Configuration
Relay is configured via environment variables, typically in a .env file. The setup wizard writes this for you. Run relay setup to generate it interactively, or relay provision --apply to regenerate from downloaded GGUFs.
Core
| Variable | Default | Description |
|---|---|---|
HOST | 127.0.0.1 | Bind address. Set to 0.0.0.0 for LAN/Docker/tunnel access. |
PORT | 1234 | Bind port |
UPSTREAM_BASE_URL | http://127.0.0.1:8080/v1 | Default upstream when lifecycle is disabled |
DEFAULT_MODEL | (empty) | Fallback model when client omits model name |
REQUEST_TIMEOUT_SECONDS | 600 | Upstream request timeout in seconds |
MAX_REQUEST_BODY_BYTES | 1048576 | Request body size limit |
MAX_UPSTREAM_RESPONSE_BYTES | 16777216 | Upstream response body limit |
API_KEY | (empty) | If set, require Bearer or x-api-key on all requests. Rotate via TUI Config screen. |
RELAY_MODEL_DIR | ~/models | Directory containing GGUF files |
RELAY_LLAMA_SERVER_PATH | auto-detected | Path to llama-server binary |
RELAY_HOST_PROFILE | auto-detected | headless (server, less VRAM reserved) or desktop (workstation, more headroom) |
Operating Mode
| Variable | Default | Description |
|---|---|---|
RELAY_MODE | gateway | gateway (manage local models) or cloud (proxy to external APIs) |
Gateway Mode
Gateway mode manages local llama.cpp models with auto lifecycle.

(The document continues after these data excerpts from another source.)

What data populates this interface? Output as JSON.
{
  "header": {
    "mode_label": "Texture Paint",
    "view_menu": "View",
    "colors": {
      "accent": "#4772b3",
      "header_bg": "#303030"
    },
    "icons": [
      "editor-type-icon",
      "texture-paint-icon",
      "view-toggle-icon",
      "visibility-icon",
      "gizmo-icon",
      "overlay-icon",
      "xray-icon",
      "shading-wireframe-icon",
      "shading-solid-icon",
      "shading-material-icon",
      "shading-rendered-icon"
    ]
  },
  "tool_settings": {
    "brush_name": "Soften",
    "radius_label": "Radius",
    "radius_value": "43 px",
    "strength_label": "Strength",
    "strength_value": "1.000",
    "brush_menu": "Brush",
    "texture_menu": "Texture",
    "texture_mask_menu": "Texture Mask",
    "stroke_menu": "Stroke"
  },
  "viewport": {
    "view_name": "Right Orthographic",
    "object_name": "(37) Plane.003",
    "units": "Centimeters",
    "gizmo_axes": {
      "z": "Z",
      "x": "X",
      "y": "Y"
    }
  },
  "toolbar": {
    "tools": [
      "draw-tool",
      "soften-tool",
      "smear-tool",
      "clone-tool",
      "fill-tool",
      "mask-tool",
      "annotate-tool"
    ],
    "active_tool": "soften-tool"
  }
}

Unknown models can be forwarded to a cloud fallback.
| Variable | Default | Description |
|---|---|---|
RELAY_CLOUD_FALLBACK_URL | (empty) | Forward unknown models to this URL (e.g. http://relay-cloud:1235/v1) |
Cloud Mode
Cloud mode proxies to external APIs. No local GPU or llama.cpp needed.
| Variable | Default | Description |
|---|---|---|
RELAY_CLOUD_MODELS | (empty) | JSON map of model name → {base_url, auth_env, ctx_size} |
Cloud model entry format:
{
"deepseek-chat": {
"base_url": "https://api.deepseek.com/v1",
"auth_env": "DEEPSEEK_API_KEY",
"ctx_size": 131072
}
}Environment variables referenced by auth_env must be set in .env (e.g. DEEPSEEK_API_KEY=sk-...).
Model Lifecycle
Enabled when RELAY_MODEL_LIFECYCLE_ENABLED=true. Models start on first request and unload after idle timeout.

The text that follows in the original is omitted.